In [2]:
import json
import yaml
import pyspark.sql.functions as f
from src.utils import dataframe_utils
from src.utils import request_utils
from urllib.parse import urlparse
import os
from datetime import datetime

Setting default log level to "WARN".
To adjust logging level use sc.setLogLevel(newLevel). For SparkR, use setLogLevel(newLevel).
25/05/09 11:49:08 WARN NativeCodeLoader: Unable to load native-hadoop library for your platform... using builtin-java classes where applicable


In [16]:
# Read config yaml file
with open("api_config.yaml") as f:
    config_data=yaml.safe_load(f)
# this is just for printing
json_data=json.dumps(config_data,indent=2)
print(json_data)

{
  "apis": {
    "health_insurance_rate_puf": {
      "description": "Public Use File API for Health Rate Data",
      "version": 1,
      "endpoint": "https://data.healthcare.gov/api/1/metastore/schemas/dataset/items/672d5f6a-b8a7-4ebe-87f6-67db641e192d",
      "method": "GET",
      "params": [],
      "response": {
        "format": "JSON"
      }
    }
  }
}


In [17]:
rate_api_url=config_data['apis']['health_insurance_rate_puf']['endpoint']
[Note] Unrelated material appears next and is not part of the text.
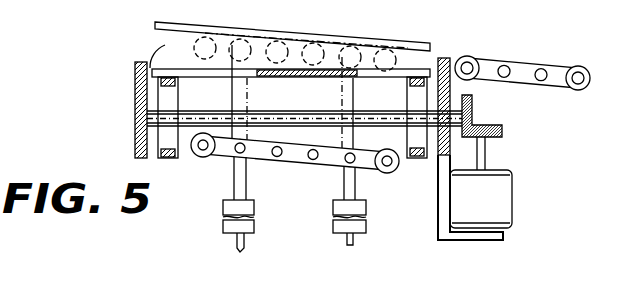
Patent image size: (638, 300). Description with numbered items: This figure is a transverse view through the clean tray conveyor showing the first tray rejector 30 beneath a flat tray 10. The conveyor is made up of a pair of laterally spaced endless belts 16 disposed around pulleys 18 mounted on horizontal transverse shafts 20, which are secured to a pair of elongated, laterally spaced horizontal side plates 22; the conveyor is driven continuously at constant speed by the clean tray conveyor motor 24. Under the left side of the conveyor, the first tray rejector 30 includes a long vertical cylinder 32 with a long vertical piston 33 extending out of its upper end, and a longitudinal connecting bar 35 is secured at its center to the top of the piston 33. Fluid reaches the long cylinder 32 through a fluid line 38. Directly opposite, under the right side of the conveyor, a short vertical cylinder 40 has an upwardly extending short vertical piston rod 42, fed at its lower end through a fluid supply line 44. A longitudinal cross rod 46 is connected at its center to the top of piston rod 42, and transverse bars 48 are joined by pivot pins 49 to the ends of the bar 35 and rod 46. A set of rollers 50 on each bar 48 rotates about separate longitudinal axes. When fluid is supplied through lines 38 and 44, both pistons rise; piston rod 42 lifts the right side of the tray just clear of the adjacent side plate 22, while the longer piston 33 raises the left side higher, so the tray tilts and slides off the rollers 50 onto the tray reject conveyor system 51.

meta_data = request_utils.make_api_call(rate_api_url)
with open("meta_data_files/health_insurance_rate_puf.json",'w') as meta_file:
    json.dump(meta_data.json(),meta_file,indent=2)





In [18]:
# extract download link and format 
with open("meta_data_files/health_insurance_rate_puf.json",'r') as meta_file:
    meta_data=json.load(meta_file)
    format=meta_data['distribution'][0]['format']
    data_url=meta_data['distribution'][0]['downloadURL']
    print(data_url)
# make API call 
data_response = request_utils.make_api_call(data_url)

# Step 2: Extract filename from URL
parsed_url = urlparse(data_url)
filename = os.path.basename(parsed_url.path)  # gets 'Rate_PUF.csv'
# Optional: Verify it's a good response
# Step 3:Save initial Raw file
if data_response.status_code == 200:
    with open(f"data/bronze_{filename}", "wb") as f:
        f.write(data_response.content)
    print("✅ File downloaded successfully.")
else:
    raise Exception(f"❌ Failed to download file. Status: {data_response.status_code}")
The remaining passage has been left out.